Cytosine arabinoside (AraC) is one of the most active drugs in the treatment of acute leukemias and is widely applied at all phases of therapy. In spite of extensive clinical and experimental investigations, its intracellular metabolism and especially its mechanism of action are still not fully elucidated. Controversy also continues about the most appropriate way and dose of administration; which differs by more than 100 fold in clinical studies ranging from low-dose, over standard and intermediate dose regimens, to high-dose protocols. The present review is focused on the role and place of high-dose AraC treatment in acute myeloid leukemia (AML). Based on available clinical and experimental data, the following conclusions can be drawn: Not considering possible but not yet demonstrated beneficial long-term effects, the incorporation of high-dose AraC into induction therapy has not resulted in an improvement of overall remission rate, with the possible exception of patients with slow initial cytoreduction after a first course of conventional treatment.
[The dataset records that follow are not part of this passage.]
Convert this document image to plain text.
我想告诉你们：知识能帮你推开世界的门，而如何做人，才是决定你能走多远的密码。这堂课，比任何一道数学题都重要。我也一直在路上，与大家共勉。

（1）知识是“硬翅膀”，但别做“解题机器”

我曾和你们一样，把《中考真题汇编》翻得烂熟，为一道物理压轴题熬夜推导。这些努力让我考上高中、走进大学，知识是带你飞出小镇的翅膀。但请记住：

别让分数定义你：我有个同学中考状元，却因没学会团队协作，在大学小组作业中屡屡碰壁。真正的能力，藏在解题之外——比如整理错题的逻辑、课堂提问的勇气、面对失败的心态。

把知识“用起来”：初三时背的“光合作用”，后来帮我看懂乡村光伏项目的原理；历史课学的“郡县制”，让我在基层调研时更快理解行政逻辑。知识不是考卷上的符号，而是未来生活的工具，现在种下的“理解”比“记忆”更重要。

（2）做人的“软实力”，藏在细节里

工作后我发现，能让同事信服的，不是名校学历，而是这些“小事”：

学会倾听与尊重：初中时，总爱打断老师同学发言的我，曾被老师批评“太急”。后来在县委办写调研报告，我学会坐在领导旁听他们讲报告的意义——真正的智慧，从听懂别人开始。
Promising results, however, emerge from high-dose AraC-based consolidation protocols, which need confirmation in prospectively randomized comparative trials. In relapsed and refractory AML, higher than conventional doses undoubtedly enhance the efficacy of AraC salvage therapy. The question of whether the antileukemic activity of intermediate-dose regimens with 500-1,000 mg/m2 AraC is equivalent to that of high-dose protocols applying 2,000-3,000 mg/m2 AraC, however, remains open but may soon be answered by ongoing controlled clinical and pharmacologic investigations.